Let us take a look at my own configuartion:

 -                                                        192.168.0.30
  \                                                         --------
   \                     192.168.0.1                        | host |
    \                     ---------                       |-|      |
     |    14400 bps       | Linux |       10Mbit          | --------
 NET =====================| masq  |-----------------------|
     |    PPP/slip        | router|   TCP/IP backbone     | --------
    /                     ---------                       |-| host |
   /                                                        |      |
  /                                                         --------
 -                                                        192.168.0.10

The intern network is based on a private Class C network. The netmask is 255.255.255.0. You can see that if host 192.168.0.30 wants to connect to 192.168.0.10 that there is no problem. But if host 192.168.0.30 wants to connect with 194.7.78.21, there's a problem, because 194.7.78.21 is not located in his own network. For this problem there's a solution, set-up a gateway (192.168.0.1) and put a default route in 192.168.0.30. So if 192.168.0.30 wants to make a connection to a computer who he can't find find in his own network (192.168.0.0), he has to contact those computers trough the gateway. A default route can be added with the next command to a Linux system.

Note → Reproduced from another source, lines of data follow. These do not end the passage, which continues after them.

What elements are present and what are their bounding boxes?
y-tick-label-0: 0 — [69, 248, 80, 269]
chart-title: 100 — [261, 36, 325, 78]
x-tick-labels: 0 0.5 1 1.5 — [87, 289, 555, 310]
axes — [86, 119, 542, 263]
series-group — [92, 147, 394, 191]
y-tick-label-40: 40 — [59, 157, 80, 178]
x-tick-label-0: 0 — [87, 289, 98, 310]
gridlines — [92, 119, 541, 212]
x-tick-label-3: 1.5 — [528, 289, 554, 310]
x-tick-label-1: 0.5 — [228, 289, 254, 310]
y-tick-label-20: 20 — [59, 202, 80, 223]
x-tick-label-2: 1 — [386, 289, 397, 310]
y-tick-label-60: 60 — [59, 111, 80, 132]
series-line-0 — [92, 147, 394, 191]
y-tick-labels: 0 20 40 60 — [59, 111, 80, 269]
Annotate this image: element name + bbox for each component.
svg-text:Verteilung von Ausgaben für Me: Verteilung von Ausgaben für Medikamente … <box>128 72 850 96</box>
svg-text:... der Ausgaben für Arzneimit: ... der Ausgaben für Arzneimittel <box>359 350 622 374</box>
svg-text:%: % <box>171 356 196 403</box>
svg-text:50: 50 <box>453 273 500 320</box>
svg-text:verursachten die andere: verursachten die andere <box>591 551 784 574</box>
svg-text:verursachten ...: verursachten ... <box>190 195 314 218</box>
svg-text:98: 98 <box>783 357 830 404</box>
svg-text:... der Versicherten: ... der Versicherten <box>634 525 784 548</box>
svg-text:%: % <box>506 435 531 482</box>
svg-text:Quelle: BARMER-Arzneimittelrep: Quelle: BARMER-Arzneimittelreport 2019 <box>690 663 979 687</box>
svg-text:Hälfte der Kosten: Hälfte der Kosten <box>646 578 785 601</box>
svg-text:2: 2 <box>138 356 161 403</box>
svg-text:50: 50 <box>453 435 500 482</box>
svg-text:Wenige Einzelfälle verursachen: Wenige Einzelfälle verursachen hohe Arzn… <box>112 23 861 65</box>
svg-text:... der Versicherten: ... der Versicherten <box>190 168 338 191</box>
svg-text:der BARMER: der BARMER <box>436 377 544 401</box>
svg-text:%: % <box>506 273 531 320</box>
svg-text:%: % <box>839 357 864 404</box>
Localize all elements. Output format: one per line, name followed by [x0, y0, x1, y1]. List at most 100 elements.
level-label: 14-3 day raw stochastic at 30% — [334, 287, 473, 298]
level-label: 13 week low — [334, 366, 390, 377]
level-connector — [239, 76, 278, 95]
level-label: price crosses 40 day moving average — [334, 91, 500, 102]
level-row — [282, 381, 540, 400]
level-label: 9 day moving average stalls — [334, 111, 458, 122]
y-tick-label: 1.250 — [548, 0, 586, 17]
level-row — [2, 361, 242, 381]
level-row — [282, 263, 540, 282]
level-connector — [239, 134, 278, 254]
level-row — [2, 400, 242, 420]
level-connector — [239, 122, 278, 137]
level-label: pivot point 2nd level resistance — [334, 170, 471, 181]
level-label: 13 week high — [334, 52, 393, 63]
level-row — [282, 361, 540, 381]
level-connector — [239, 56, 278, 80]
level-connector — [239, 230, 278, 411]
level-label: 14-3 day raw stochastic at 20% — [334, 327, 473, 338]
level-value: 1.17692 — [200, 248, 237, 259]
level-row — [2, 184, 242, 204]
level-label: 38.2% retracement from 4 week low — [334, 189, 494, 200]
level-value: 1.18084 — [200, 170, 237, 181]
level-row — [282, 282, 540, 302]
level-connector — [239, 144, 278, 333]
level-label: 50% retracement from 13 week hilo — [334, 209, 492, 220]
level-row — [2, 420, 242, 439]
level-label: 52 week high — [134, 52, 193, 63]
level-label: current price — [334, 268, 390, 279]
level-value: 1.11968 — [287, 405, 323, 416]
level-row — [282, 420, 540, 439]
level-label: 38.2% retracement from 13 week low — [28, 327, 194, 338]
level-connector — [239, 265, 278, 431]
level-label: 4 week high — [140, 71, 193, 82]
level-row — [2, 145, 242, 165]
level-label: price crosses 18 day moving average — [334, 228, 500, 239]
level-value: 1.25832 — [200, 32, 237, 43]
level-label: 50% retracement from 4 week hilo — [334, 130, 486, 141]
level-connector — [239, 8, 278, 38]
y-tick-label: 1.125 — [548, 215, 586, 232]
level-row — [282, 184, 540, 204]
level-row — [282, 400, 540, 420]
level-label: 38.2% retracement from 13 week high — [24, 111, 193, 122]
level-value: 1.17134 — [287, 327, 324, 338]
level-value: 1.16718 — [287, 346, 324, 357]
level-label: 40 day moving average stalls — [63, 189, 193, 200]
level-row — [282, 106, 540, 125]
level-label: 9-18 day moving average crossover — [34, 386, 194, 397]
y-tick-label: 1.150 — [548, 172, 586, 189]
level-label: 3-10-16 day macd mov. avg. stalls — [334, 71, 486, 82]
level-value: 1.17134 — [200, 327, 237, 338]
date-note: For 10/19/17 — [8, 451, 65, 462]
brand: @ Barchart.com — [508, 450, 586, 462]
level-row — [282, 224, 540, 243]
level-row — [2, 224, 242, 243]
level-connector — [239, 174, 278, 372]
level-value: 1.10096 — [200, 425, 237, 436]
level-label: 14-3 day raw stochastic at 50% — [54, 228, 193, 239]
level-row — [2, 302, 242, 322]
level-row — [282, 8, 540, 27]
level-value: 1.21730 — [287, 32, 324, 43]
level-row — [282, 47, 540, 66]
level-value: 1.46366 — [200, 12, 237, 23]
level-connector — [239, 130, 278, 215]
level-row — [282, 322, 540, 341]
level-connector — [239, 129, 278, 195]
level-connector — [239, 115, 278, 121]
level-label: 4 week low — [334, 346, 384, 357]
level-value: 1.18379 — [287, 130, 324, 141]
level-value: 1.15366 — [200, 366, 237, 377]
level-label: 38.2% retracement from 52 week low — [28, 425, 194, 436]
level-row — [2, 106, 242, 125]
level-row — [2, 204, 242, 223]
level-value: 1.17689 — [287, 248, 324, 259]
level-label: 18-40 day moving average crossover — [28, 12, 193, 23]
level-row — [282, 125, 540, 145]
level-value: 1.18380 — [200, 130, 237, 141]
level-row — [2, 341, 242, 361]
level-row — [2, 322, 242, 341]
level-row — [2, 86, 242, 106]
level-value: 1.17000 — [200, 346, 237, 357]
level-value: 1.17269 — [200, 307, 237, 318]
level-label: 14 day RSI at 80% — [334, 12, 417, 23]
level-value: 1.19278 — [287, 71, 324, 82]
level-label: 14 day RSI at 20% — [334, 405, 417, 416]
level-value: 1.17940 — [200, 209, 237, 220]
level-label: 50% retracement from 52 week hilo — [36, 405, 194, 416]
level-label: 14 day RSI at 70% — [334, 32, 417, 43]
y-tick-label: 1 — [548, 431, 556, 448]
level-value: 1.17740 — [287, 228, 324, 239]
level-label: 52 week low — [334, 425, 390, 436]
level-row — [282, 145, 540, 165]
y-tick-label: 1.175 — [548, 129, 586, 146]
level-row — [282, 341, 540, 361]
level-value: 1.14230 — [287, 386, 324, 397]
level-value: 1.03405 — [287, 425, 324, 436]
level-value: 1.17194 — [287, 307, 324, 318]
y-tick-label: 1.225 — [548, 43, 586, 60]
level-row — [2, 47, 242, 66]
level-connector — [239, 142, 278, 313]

route add default gw 192.168.0.1 eth0

The 'gw' argument tells the route command that the next argument is the IP address, or name, of a gateway or router machine which all datagrams matching this entry should be directed to for further routing.

Most popular Linux systems use /etc/sysconfig/network to get the default route at boot-time. If you use such a distribution, just put the following lines in it.

GATEWAY=192.168.0.1
GATEWAYDEV=eth0

Now to answer the question above, 'What is routing?', I would say that routing is the process of delivering packages from PC1 on network A to PC2 on network B.

3.3 Why does the Internet uses routing

When setting up the technology for the Internet (first known as ArpaNet), the US-army wanted a network that could function in very difficult situation (like war ;-). They wanted a network which wouldn't go down when a server was hit. With other words, they wouldn't want a network with a central command. They wanted to create a network in which computers could connect and won't fall out when a server crashed.

Routing was invented for this purpose. Routing enables you to connect different networks. Let's assume there's a network called A and there's a network called B. With the TCP/IP technology, network A and network B can function without each other. Routers can connect these individual networks, but it is no problem when the routers go down, the 2 network will be seperated from each other, but thats all.

Mayby I can explain this with an example for those under you who use the IRC-networks. You can login on (for ex.) dinf.vub.ac.be This server is connected trough the IRCnet-network to other servers. There's another server on IRCnet called irc.krameria.net The 2 servers (dinf and krameria) can reach each other trough the IRCnet. But sometimes it happens that a router between these two computers falls down. In the IRC community they name this phenoneme: netsplit. The two servers will function, without each other. So in this way, 2 different networks are formed from 1 network. After the split, the 2 networks are synchronized and they function back as one network.